Aerin se souvient que lors de sa petite enfance, elle dévalisait les armoires de sa grand-mère pour jouer avec ses sacs et ses robes de grands couturiers. C’est donc naturellement – à l’âge de 17 ans – qu’elle débute un stage chez Clinique, la première ligne de cosmétiques » hypoallergéniques » créée en 1968 par son oncle Leonard pour » stimuler » la maison mère, et qui est désormais le label le plus performant du groupe. » Les gens autour de moi étaient un peu intimidés de me voir ainsi débarquer, confie-t-elle. Mais, très vite, ils ont réalisé que j’étais très accessible et vraiment passionnée par le travail et les produits. » Le groupe Estée Lauder compte aujourd’hui des dizaines d’enseignes, telles que Aveda, Darphin, Aramis, Origins, La Mer, Bobbi Brown, Tommy Hilfiger, les parfums Tom Ford et Missoni, disponibles dans 14 000 points de vente répartis dans 130 pays.
» Le packaging et la publicité m’ont toujours intriguée, s’enthousiasme Aerin qui a finalement choisi d’intégrer les activités marketing. Il y a quelque chose d’hypnotisant dans cette partie du business. Le monde de la beauté est vraiment intéressant car il permet à la femme de se sentir bien dans sa peau en mettant un peu de rouge à lèvres, une goutte de parfum ou un peu de crème hydratante. Je trouve que j’ai de la chance de procurer ce feeling aux autres femmes. «
Aujourd’hui, il n’est plus nécessaire d’être armé d’un appareil photo équipé d’un gros zoom pour pouvoir contempler Aerin. Elle a été, en effet, pendant de nombreuses années, une des célébrités les plus en vue de la scène new-yorkaise. Ses nombreuses apparitions publiques (208, dit-on, en 2000) étaient traquées par toute la presse people. Aujourd’hui, pour Private Collection, le grand photographe de mode Craig McDean l’a shootée en noir et blanc… faisant naître la nouvelle femme Estée Lauder, bien ancrée dans le iiie millénaire. Bien que le portrait d’Aerin soit inspiré d’une photo de son aïeule, qui trône maintenant dans son bureau. » C’est une photo iconique qui montre bien la personnalité d’Estée, épingle la jeune femme qui succède aux stars comme Gwyneth Paltrow, Elizabeth Hurley, Liya Kebede et Carolyn Murphy en tant qu’égérie de la marque américaine.

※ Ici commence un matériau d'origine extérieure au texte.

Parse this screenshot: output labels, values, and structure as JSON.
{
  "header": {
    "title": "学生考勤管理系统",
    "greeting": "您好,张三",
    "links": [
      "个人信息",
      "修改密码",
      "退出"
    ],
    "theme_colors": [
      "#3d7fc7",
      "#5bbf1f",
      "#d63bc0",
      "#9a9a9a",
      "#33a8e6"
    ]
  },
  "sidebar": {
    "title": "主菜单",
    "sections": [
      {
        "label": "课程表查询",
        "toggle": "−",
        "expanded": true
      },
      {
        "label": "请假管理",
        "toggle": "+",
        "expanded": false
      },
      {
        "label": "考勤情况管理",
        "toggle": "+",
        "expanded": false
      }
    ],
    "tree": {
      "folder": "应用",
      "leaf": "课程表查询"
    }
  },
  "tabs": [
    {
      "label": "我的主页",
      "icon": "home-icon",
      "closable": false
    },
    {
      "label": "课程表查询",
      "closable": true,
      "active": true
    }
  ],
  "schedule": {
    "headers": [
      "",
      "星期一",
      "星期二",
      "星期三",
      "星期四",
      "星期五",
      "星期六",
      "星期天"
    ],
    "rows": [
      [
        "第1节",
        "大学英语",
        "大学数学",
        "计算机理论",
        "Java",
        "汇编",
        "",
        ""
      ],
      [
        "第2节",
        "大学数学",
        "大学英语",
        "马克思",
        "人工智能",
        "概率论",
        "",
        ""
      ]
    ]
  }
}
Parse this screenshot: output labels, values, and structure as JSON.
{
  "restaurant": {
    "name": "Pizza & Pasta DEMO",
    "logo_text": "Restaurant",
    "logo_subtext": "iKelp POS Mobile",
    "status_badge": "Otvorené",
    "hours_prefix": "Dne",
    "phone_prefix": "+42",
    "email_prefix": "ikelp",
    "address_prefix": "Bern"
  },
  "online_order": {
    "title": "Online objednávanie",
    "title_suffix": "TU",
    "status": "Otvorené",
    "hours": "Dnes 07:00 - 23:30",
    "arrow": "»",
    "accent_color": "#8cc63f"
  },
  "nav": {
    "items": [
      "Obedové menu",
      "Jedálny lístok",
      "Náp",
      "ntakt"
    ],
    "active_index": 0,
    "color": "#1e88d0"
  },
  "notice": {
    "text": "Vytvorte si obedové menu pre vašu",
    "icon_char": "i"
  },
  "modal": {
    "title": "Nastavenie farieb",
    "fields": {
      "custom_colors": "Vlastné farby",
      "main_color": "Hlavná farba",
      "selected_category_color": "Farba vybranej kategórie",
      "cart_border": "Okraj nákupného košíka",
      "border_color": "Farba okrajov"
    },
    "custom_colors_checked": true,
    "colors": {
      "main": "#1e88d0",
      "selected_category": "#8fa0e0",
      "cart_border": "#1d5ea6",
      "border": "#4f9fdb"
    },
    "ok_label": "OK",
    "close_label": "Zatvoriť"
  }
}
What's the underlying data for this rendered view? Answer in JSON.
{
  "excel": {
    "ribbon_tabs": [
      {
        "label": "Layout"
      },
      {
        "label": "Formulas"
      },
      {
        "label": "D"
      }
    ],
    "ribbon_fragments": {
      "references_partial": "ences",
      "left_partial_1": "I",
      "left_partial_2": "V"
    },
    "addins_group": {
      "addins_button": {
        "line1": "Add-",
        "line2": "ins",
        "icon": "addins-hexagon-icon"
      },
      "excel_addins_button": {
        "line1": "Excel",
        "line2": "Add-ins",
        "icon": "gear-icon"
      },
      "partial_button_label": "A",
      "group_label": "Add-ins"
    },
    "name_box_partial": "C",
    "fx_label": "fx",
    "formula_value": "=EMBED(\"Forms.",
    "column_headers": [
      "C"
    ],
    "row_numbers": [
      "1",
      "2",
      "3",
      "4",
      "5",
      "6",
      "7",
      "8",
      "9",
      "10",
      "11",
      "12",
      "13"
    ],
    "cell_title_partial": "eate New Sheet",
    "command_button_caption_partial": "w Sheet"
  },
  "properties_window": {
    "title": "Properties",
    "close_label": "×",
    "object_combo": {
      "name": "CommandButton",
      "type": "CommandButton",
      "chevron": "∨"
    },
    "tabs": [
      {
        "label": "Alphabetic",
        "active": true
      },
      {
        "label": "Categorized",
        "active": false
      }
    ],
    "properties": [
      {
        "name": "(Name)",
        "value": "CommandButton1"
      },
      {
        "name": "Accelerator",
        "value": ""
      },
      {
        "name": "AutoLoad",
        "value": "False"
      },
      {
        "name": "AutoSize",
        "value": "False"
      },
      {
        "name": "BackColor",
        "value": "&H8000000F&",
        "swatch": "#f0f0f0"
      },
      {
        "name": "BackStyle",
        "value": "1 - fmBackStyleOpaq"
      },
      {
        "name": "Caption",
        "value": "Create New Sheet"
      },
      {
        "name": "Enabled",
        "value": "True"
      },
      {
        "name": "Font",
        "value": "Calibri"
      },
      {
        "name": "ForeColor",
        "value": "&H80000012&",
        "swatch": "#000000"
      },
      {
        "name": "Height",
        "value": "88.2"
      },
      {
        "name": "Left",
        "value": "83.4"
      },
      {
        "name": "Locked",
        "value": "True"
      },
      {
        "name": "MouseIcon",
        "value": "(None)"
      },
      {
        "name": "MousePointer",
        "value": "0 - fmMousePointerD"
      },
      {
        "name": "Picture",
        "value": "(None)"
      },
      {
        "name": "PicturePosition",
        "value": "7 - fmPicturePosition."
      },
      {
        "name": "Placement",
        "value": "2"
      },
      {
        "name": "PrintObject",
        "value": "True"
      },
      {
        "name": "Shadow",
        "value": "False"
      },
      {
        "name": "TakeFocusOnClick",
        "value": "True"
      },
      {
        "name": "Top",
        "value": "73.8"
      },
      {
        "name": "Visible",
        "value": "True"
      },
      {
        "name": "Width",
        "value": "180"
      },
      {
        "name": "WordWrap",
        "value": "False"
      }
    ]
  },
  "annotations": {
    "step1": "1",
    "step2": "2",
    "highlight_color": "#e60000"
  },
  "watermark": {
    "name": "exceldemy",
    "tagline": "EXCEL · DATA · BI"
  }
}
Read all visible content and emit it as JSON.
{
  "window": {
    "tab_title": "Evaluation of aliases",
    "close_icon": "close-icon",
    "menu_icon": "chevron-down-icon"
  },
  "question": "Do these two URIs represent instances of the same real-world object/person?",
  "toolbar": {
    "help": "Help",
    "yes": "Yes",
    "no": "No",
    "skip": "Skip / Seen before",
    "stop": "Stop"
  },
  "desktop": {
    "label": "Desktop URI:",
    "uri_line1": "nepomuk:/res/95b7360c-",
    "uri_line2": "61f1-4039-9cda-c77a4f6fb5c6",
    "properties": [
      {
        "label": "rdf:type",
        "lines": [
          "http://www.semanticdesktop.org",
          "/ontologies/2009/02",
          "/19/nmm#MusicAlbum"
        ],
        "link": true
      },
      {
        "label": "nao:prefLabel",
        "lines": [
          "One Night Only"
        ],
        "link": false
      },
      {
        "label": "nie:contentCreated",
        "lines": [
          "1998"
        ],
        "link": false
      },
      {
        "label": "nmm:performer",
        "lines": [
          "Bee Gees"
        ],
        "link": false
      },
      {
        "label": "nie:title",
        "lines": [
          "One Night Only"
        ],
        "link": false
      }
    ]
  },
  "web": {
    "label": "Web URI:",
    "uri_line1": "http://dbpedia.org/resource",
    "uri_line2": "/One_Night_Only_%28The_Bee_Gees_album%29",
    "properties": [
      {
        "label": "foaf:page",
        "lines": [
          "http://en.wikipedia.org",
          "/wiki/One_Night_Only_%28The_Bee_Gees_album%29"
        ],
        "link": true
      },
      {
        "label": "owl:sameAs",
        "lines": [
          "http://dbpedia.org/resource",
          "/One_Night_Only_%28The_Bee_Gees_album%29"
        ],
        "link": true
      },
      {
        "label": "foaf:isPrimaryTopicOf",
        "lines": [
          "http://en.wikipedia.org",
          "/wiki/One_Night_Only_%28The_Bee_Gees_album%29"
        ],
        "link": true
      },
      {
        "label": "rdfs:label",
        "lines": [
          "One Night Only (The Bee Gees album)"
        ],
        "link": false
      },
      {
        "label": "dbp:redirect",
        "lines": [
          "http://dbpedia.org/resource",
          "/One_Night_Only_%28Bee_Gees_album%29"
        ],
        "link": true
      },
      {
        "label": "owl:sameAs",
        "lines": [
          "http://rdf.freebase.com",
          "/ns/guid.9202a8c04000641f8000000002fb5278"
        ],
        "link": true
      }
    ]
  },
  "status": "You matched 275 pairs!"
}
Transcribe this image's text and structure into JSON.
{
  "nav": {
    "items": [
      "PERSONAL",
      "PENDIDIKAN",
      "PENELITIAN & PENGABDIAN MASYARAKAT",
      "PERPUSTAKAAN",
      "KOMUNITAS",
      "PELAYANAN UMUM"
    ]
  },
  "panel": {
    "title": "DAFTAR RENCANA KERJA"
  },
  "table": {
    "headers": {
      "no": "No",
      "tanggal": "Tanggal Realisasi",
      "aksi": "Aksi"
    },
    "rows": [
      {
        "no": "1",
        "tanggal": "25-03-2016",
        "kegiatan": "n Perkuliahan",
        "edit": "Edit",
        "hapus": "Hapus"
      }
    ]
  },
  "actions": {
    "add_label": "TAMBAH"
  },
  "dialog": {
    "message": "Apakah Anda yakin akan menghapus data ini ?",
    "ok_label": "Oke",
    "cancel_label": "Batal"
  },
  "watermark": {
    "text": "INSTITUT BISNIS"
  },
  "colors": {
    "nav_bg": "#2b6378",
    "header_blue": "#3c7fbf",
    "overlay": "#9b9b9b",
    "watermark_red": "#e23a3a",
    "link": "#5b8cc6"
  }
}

Je voulais un portrait similaire, le genre de photo que chacun a de soi à la maison. «
Son rôle d’ambassadrice de la dynastie l’oblige à être présente à des événements et des soirées, plusieurs fois par semaine. Mais comment cette jeune milliardaire, désormais maman de deux garçons de 6 et 8 ans, peut-elle jongler entre vie privée et vie publique ? » Je suis une mère active et le temps est précieux pour moi, explique Aerin, qui a épousé, en 1996, Eric Zinterhofer, séduisant financier de Wall Street et camarade d’université. Je travaille beaucoup et je n’assiste plus qu’aux événements qui sont vraiment très importants. Le reste du temps, je le passe avec mes enfants et mon mari. «
Ni bimbo, ni » socialite » oisive, Aerin dirige aujourd’hui une équipe de 80 personnes, sur les 21 500 que compte le groupe à travers le monde. » Je supervise le packaging, le merchandising et la publicité, depuis la décoration d’intérieur de la dernière boutique de Mumbai en Inde jusqu’aux campagnes pour les produits qui seront mis sur le marché l’année prochaine, précise-t-elle. Nous venons de terminer le packaging pour les fêtes de fin d’année, et c’est très excitant. «
Aerin aura l’été pour se reposer en famille et trouver de nouvelles sources d’inspiration dans ses lieux de détente favoris : sa maison des Hamptons, où elle a gardé les vases chinois et la tapisserie bleue si chers à Estée Lauder, et Palm Beach, en Floride. » Ces lieux, mais aussi le sud de la France, Londres et Paris, font tellement partie de l’histoire de la marque « , conclut celle qui inscrit dans l’avenir cette belle affaire de famille.